Monday, September 7, 2015

State Charter Schools Unconstitutional

Late Friday surprise: Supreme Court says charter schools initiative is unconstitutional
By Joel Connelly on September 4, 2015 7:15 PM

The Washington State Supreme Court, in a late Friday surprise, delivered a ruling that the state’s voter-passed, billionaire-backed charter school initiative is unconstitutional.
The high court’s 6-3 ruling found that the independently organized schools do not pass muster as common public schools and therefore cannot receive public funding. Bill and Melinda Gates: $3 million in support for 2012 charter schools initiative, just ruled unconstitutional by the state Supreme Court.
 
“We hold that provisions of Initiative 1240 that designate and treat charter schools as common schools violate article IX, Section 2 of our state Constitution and are void,” Chief Justice Barbara Madsen wrote in the majority opinion.

“This includes the Act’s funding provision, which attempts to tap into and shift a portion of moneys allocated for common schools to the new charter schools authorized by the Act.
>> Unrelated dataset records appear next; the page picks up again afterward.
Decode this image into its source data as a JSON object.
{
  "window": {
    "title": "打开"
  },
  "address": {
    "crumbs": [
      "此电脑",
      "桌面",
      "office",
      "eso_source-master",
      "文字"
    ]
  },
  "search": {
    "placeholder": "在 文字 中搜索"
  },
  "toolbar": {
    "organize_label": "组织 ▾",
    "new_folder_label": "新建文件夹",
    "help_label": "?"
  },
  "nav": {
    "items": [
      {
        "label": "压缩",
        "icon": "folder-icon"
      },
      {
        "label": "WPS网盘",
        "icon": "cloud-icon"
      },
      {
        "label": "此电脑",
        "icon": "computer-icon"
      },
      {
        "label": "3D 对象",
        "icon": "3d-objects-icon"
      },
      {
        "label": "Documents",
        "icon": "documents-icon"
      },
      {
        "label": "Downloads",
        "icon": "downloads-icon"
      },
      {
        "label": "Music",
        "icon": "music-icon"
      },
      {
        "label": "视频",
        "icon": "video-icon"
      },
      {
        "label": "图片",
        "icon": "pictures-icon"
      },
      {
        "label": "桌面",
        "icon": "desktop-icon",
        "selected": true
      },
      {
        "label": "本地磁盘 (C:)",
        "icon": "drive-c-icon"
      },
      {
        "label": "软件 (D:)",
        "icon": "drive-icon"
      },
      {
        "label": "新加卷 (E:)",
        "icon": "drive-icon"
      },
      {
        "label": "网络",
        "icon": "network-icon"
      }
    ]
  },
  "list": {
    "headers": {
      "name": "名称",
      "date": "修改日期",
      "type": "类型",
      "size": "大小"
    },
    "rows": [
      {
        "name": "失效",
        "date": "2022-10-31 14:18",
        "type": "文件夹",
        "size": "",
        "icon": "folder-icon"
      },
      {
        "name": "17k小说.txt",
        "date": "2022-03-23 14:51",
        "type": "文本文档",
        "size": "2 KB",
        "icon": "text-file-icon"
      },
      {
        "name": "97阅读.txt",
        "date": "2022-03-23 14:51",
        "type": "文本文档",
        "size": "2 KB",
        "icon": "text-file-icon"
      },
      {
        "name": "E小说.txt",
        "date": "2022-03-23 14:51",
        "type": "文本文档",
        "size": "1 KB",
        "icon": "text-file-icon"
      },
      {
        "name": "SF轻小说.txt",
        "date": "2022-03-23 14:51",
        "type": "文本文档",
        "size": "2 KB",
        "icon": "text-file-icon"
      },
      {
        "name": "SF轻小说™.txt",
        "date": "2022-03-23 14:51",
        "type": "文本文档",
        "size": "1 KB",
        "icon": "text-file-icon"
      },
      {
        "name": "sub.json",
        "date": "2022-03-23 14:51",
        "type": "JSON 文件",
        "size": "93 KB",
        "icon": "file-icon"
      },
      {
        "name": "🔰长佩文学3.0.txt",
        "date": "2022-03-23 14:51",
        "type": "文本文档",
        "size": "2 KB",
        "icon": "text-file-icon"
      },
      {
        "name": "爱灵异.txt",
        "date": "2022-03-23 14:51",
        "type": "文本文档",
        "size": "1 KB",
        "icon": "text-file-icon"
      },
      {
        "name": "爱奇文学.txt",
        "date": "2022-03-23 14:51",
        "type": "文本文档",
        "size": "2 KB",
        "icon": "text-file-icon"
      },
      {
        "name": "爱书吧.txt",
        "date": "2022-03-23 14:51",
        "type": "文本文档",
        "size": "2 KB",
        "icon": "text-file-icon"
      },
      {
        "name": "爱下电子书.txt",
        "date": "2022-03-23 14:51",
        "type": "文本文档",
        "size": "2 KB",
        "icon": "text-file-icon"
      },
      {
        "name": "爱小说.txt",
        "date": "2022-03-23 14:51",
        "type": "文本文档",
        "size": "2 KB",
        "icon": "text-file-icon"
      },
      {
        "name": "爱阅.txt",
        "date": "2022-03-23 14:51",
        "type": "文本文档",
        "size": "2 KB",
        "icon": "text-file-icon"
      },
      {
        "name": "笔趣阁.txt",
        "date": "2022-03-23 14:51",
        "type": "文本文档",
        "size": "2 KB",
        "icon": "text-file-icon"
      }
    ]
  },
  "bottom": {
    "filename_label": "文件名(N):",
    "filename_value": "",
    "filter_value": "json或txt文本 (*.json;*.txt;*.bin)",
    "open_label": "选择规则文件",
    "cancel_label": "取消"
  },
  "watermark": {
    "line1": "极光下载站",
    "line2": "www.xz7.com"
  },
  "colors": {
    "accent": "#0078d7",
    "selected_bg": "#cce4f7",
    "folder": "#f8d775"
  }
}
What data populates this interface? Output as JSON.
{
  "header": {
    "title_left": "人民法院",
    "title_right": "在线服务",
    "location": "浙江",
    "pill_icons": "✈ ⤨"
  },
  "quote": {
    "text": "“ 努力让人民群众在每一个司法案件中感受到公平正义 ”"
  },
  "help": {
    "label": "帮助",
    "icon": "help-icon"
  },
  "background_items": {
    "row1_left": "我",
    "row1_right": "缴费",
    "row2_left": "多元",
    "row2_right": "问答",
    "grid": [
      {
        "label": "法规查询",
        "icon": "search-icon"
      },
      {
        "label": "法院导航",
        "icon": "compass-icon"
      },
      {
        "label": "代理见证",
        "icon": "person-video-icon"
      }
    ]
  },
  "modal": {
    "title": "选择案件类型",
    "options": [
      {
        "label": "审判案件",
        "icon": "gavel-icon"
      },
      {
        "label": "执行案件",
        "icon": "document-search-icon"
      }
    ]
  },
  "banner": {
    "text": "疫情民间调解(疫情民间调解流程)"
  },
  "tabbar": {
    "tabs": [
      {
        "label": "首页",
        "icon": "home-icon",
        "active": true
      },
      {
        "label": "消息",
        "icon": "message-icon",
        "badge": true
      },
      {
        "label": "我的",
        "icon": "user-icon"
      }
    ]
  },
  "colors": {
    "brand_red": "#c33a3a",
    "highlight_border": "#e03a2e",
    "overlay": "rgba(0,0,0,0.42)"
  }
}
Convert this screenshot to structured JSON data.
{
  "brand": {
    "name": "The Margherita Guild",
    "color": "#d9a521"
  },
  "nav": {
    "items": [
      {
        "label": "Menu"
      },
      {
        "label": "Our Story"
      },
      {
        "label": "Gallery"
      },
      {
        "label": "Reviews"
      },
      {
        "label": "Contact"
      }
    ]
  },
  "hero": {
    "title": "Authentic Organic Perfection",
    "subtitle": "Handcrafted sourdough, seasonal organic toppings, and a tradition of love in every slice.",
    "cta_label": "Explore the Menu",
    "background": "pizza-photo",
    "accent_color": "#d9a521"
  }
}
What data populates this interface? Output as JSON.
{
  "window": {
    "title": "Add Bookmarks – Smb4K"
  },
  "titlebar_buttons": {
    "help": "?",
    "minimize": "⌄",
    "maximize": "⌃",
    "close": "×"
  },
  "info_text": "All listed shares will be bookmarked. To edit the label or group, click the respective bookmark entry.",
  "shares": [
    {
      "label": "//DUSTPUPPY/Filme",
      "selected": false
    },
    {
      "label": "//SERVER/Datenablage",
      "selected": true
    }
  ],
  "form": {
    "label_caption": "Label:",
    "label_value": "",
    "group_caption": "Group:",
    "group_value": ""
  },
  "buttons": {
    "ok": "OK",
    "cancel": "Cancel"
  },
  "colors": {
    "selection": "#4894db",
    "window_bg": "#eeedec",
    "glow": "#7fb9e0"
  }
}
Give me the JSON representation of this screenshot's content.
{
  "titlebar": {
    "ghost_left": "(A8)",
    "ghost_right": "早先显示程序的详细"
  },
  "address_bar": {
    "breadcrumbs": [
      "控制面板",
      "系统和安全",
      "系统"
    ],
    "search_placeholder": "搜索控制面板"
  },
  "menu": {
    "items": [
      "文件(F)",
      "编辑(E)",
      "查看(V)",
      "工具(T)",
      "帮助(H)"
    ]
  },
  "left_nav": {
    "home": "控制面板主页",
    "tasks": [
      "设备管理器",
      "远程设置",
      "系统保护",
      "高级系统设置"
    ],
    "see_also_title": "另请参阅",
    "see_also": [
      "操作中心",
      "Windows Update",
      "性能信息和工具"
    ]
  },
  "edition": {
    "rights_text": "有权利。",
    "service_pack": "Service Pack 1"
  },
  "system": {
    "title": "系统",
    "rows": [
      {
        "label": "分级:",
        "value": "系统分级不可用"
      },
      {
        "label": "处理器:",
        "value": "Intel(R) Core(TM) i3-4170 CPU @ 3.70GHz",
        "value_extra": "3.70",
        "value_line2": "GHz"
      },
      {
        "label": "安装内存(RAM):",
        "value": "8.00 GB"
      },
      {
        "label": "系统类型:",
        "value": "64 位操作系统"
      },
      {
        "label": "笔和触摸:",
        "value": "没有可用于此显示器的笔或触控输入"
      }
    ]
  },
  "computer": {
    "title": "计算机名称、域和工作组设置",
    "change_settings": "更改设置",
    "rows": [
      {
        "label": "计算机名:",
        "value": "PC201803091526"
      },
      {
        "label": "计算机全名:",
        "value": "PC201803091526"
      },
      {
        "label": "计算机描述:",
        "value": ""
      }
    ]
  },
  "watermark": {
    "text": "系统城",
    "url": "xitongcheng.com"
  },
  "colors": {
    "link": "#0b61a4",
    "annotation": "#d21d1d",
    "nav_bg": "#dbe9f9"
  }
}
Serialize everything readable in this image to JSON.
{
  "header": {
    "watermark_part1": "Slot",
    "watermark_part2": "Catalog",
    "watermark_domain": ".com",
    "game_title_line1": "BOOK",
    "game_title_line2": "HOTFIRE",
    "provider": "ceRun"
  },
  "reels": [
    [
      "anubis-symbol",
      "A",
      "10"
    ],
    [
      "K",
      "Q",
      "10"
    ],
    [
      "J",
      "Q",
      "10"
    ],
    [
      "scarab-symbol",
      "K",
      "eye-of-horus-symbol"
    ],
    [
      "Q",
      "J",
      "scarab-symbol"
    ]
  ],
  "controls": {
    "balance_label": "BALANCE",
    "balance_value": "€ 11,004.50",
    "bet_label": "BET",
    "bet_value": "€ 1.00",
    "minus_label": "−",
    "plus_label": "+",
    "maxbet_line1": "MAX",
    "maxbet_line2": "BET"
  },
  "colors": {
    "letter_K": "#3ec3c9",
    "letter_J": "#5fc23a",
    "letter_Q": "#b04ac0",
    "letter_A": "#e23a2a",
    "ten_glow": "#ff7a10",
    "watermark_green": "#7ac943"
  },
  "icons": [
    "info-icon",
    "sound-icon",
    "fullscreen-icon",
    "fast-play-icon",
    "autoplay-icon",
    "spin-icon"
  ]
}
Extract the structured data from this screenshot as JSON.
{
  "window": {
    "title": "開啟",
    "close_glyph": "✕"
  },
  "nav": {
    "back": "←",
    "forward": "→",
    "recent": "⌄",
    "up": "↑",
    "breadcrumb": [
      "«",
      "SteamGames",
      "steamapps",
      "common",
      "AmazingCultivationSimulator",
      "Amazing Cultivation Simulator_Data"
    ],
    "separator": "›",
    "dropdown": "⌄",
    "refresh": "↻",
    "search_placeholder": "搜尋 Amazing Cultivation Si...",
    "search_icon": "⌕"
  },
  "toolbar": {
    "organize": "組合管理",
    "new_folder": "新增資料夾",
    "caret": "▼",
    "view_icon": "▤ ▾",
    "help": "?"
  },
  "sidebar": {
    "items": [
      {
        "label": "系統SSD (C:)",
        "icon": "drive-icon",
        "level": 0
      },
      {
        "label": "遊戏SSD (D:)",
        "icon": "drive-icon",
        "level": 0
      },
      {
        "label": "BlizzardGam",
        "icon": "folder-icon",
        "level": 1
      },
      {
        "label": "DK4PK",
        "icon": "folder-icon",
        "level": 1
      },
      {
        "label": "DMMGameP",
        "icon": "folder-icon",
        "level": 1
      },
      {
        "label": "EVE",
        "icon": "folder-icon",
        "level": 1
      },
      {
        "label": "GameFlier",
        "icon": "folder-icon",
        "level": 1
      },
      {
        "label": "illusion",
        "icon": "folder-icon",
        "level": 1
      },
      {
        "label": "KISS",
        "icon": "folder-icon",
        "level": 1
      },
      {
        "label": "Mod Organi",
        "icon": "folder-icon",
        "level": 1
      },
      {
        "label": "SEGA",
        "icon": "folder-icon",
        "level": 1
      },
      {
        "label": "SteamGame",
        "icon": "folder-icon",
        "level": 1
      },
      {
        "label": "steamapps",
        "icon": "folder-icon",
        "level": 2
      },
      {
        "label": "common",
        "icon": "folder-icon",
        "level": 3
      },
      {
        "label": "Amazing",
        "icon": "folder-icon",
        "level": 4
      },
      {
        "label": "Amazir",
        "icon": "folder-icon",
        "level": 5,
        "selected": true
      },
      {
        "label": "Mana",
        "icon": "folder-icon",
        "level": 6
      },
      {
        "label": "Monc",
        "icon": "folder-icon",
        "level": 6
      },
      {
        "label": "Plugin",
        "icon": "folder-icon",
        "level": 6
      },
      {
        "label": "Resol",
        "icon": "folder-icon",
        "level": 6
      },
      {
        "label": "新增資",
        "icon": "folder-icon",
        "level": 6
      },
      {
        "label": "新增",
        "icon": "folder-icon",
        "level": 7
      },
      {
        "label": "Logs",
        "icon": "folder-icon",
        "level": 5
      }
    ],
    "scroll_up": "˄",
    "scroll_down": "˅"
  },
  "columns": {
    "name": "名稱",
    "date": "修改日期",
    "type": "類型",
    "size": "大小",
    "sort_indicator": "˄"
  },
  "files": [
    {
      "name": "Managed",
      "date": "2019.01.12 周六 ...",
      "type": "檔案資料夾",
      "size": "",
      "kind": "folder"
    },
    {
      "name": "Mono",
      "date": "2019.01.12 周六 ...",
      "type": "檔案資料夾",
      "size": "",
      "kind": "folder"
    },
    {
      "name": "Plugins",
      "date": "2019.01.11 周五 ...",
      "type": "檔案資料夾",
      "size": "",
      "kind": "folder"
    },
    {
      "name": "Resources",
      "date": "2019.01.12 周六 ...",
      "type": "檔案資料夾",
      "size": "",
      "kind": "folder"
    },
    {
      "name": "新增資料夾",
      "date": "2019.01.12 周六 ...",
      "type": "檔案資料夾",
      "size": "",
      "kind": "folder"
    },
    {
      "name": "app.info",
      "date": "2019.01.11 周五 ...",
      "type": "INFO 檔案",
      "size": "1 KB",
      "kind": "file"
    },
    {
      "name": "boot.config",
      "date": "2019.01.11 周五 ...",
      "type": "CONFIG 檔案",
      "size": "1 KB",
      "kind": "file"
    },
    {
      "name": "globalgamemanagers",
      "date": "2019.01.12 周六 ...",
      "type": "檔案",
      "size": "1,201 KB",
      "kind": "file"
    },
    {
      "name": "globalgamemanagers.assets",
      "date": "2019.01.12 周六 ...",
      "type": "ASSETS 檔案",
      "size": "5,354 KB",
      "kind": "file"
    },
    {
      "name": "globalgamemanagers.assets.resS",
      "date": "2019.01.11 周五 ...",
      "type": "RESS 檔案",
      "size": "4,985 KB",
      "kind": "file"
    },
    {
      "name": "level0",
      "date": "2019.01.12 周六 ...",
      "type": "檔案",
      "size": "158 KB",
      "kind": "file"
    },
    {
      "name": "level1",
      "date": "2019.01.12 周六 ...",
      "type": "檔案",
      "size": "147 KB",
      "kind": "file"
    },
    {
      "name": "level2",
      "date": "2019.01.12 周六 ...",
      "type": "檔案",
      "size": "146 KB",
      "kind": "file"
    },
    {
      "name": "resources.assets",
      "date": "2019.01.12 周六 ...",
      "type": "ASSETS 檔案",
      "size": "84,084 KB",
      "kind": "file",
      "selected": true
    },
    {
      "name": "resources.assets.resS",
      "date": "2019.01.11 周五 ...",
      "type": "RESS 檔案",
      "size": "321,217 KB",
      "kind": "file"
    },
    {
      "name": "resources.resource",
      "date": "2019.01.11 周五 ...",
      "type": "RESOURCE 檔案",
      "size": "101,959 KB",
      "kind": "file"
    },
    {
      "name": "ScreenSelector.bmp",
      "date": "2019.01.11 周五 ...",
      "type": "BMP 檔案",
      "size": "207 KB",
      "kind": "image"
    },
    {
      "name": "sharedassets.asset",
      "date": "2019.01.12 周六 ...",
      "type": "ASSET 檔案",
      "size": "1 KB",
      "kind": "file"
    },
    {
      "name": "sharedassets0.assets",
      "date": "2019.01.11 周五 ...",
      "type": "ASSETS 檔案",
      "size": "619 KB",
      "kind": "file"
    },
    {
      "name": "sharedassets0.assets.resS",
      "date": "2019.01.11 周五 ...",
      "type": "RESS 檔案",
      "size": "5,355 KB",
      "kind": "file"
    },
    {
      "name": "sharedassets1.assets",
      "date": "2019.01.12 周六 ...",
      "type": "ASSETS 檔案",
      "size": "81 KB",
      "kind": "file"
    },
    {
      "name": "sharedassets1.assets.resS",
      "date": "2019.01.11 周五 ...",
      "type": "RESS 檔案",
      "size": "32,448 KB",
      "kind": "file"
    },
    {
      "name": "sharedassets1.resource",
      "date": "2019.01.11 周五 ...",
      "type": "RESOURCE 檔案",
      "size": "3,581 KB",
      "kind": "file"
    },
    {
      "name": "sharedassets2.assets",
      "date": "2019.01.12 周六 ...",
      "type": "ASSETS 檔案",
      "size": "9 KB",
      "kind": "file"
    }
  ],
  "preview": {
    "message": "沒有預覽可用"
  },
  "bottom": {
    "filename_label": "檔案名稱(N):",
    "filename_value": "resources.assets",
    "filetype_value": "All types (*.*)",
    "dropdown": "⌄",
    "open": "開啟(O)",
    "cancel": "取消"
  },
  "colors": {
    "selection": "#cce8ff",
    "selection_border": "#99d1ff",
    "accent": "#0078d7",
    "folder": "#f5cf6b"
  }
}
Because the provisions designating and funding charter schools as common schools are integral to the Act, such void provisions are not severable …” In short, I-1240 goes down, although supporters said last night they would weigh legal options.
 
The ruling was greeted with surprise.  The state has nine charter schools set to operate this fall in Seattle, Spokane, Tacoma, Kent and Highline. “We need to understand what this means for the children who would start at the three impacted schools in Seattle,” Mayor Ed Murray said via Facebook upon learning of the ruling. John Zilavy, a Seattle parent, lamented on his Facebook page that the court’s ruling puts in “serious jeopardy” an educational took that “seems to be working.” “Our experience so far with the new Summit Sierra Charter School in the International District is that it has really found a way to make both teaching and learning more effective for a diverse group of students,” Zilavy wrote.
 
I-1240 passed by a 1 percent margin in 2012, after charter schools had previously been rejected three times by Washington voters.  Ninety-eight percent of its $10 million-plus war chest came from just 21 individuals.  Bill Gates put up $3 million, Wal-Mart heiress Alice Walton gave $1.7 million, Vulcan Inc. (Paul Allen’s development company) was good for $1.6 million, and liberal entrepreneur Nick Hanauer donated $1 million. The father of Amazon CEO Jeff Bezos gave $500,000.
 
The state’s influential teachers’ unions opposed I-1240, as did low-income groups, arguing that charter schools would skim money and take talented students from the public school system.  The court challenge to the initiative was brought by the League of Women Voters, the Washington Education Association, El Centro de la Raza, and the Washington Association of School Administrators.
 
In another telling passage from Madsen’s opinion, the court stated:  “Under the Act (I-1240), charter schools are devoid of local control from their inception to their daily operations.”
“The Supreme Court has affirmed what we’ve said all along — charter schools steal money from our existing classrooms and voters have no say in how these charter schools spend taxpayer funds,” said Kim Mead, president of the Washington Education Association.
 
The Supreme Court’s majority opinion made clear that the financial props have been knocked out from under the charter schools.  I-1240 “relies on common school funds as its funding choice,” Madsen wrote.  “Without those funds, the Act cannot function as intended.”
 
The state’s Charter School Commission reacted with anger to the court’s Friday surprise, noting that the case has been before the Supremes since last October.  “It is unprecedented that the Court issued a decision in this way, at 4:05 the Friday before the Labor Day weekend,” it said in a statement.
 
“We are most concerned about the almost 1,000 students and families attending charter schools and making sure they understand what this ruling means regarding their public school education options,” said the commission.
 
In a dissenting opinion, Justice Mary Fairhurst noted that as an alternative, “the state can constitutionally support charter schools through the general fund.”
 
The intensity of opinion, on what charter schools give and what they take away, was evident Friday night. Republican state Sen. Steve Litzow, who chairs the State Senate’s K-12 education committee, said:  “Public charter schools provide high-quality opportunity, especially for at-risk children, to succeed in the classroom.  In a state that fails one in four students, disproportionately from low-income and minority families, we cannot afford to do away with one of the most important tools for closing the opportunity gap.”
But Don Barbieri of Spokane, retired CEO at West Coast Hotels and a Washington State University regent, argued that public schools lack resources and teachers are underpaid.
 
“I went to a private school (Gonzaga Prep), yet our public schools are not paying livable wages and our citizens need to demand (that) no one is placed in poverty with a teaching vocation and all our kids should ask that we have their backs when they commit to hard work and dream,” he said.